On this particular day I followed with my fellow intern and roommate Connie; we take turns with which data we collect, and this day I was taking main data. We followed an adult female named Coklat from Group C. The group consists of Coklat and the adult male Captain with their juvenile female Chilli.
3.30am: Wake up, eat something, wash, dress, attempt to poke contact lenses in my eyes (this is the worst bit!). We always pack our bags the night before, it saves time and also many of the other researchers here in camp are still asleep so everything is done as quietly as possible! It can take up to 45 minutes to negotiate the wobbly boards, mud and tree roots in the dark (often still half asleep) to get to the sleeping tree.
4.30-5am: The gibbons wake up and start calling, Connie is listening to the gibbons sing, not just for the group we are following but all groups within the forest. The trees can distort the sounds so it can be a difficult task to accurately estimate distance and bearing of the various groups in Sabangau. She will also record our location with the GPS and take data on what the gibbons are feeding on throughout the day. I start to take data on the focal gibbon, Coklat, recording behaviour at 5 minute intervals. If the focal gibbon has an infant then I also take data on the infant’s actions and vocalisations. Gibbons can move very quickly and very quietly so keeping an eye on Coklat is a must at all times!
7.30-8am: Stomachs are rumbling! We have a sandwich box prepared by our dedicated kitchen staff, the food will consist of chicken or fish, vegetables, white rice and tofu. The trick is to eat enough to fill you up but leave enough for lunch, this is a fine art and many conversations have been exchanged as to the optimum eating time/amount. Eating must also be done whilst watching the gibbons and recording data. If they move we move, a gibbon waits for no man!
9am: Whilst the gibbons are feeding, a female orang utan moves into a nearby tree, the juvenile Chilli couldn’t resist going to have a look. She jumped and swung around the orang-utan, trying to engage her in play however the orang-utan was mostly uniterested and carried on feeding. Sadly neither Connie or I had brought a camera with us today, ADUH!

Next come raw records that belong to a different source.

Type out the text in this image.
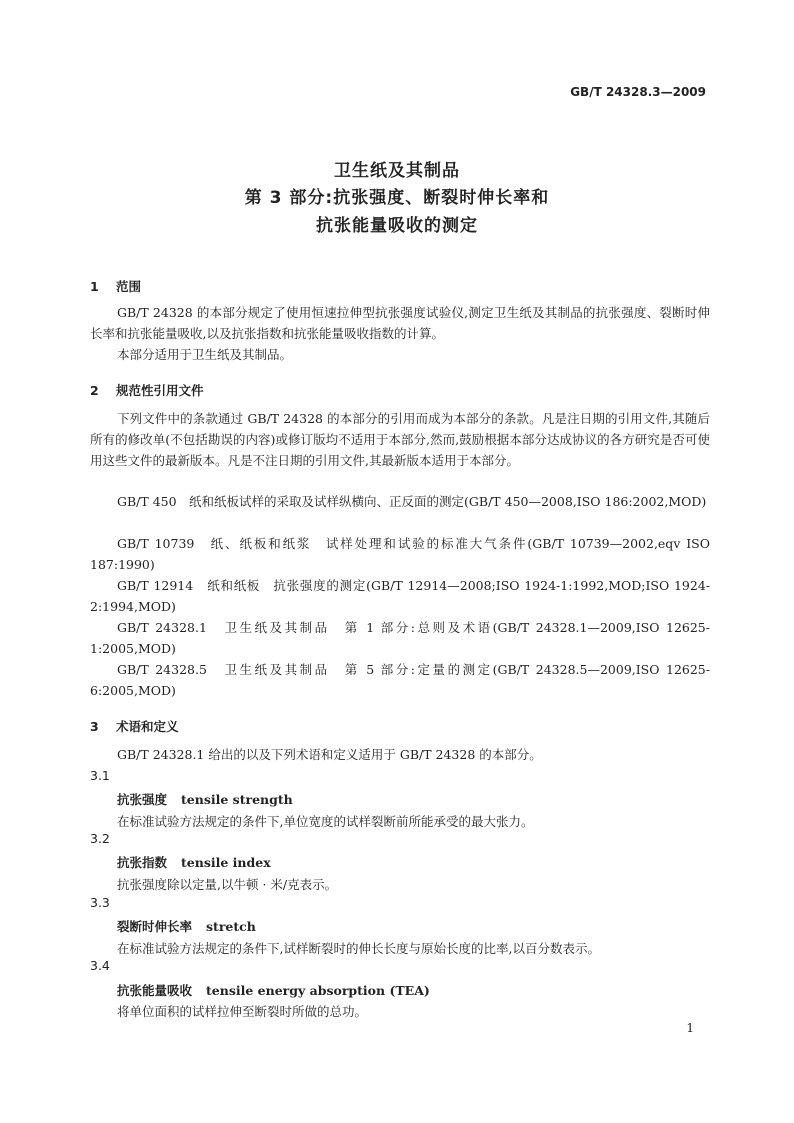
GB/T 24328.3—2009
卫生纸及其制品
第 3 部分:抗张强度、断裂时伸长率和
抗张能量吸收的测定
1 范围
GB/T 24328 的本部分规定了使用恒速拉伸型抗张强度试验仪,测定卫生纸及其制品的抗张强度、裂断时伸长率和抗张能量吸收,以及抗张指数和抗张能量吸收指数的计算。
本部分适用于卫生纸及其制品。
2 规范性引用文件
下列文件中的条款通过 GB/T 24328 的本部分的引用而成为本部分的条款。凡是注日期的引用文件,其随后所有的修改单(不包括勘误的内容)或修订版均不适用于本部分,然而,鼓励根据本部分达成协议的各方研究是否可使用这些文件的最新版本。凡是不注日期的引用文件,其最新版本适用于本部分。
GB/T 450　纸和纸板试样的采取及试样纵横向、正反面的测定(GB/T 450—2008,ISO 186:2002,MOD)
GB/T 10739　纸、纸板和纸浆　试样处理和试验的标准大气条件(GB/T 10739—2002,eqv ISO 187:1990)
GB/T 12914　纸和纸板　抗张强度的测定(GB/T 12914—2008;ISO 1924-1:1992,MOD;ISO 1924-2:1994,MOD)
GB/T 24328.1　卫生纸及其制品　第 1 部分:总则及术语(GB/T 24328.1—2009,ISO 12625-1:2005,MOD)
GB/T 24328.5　卫生纸及其制品　第 5 部分:定量的测定(GB/T 24328.5—2009,ISO 12625-6:2005,MOD)
3 术语和定义
GB/T 24328.1 给出的以及下列术语和定义适用于 GB/T 24328 的本部分。
3.1
抗张强度 tensile strength
在标准试验方法规定的条件下,单位宽度的试样裂断前所能承受的最大张力。
3.2
抗张指数 tensile index
抗张强度除以定量,以牛顿 · 米/克表示。
3.3
裂断时伸长率 stretch
在标准试验方法规定的条件下,试样断裂时的伸长长度与原始长度的比率,以百分数表示。
3.4
抗张能量吸收 tensile energy absorption (TEA)
将单位面积的试样拉伸至断裂时所做的总功。
1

10am: Biscuits are calling! Keeping up energy levels is extremely important so biscuits or sweets are a great quick snack. The terrain is very unforgiving, we are constantly falling in hidden holes, wading knee deep through thick mud, clambering over fallen trees and battling with plants to keep up with the gibbons who gracefully and effortlessly brachiate overhead.
12pm: For the first time in our 6 months as interns here we observed the gibbon pair mating. Hopefully this was successful and in a few months there will be a new gibbon in Sabangau!
At this point the gibbons fed in the same tree for about 15 minutes so we had time to sit and eat the rest of our sandwich box, ready for the last push.
2pm. After patrolling territory during the day and with such an early start, the gibbons start to think about finding a suitable place to sleep. This can be the most intense part of the day for us as the gibbons travel very fast to whichever tree they have chosen, resulting in us running as fast as we can through the aforementiond mud,canals, spikey plants and other obstacles to ensure we dont lose sight of her. Once Coklat chose her sleeping tree we waited for about 20 minutes so we were confident she remained there overnight for our follow the next day.
2.30-3pm. Data is taken on the sleeping tree and its location recorded. We head back to camp for a well earned coffee and a much needed mandi!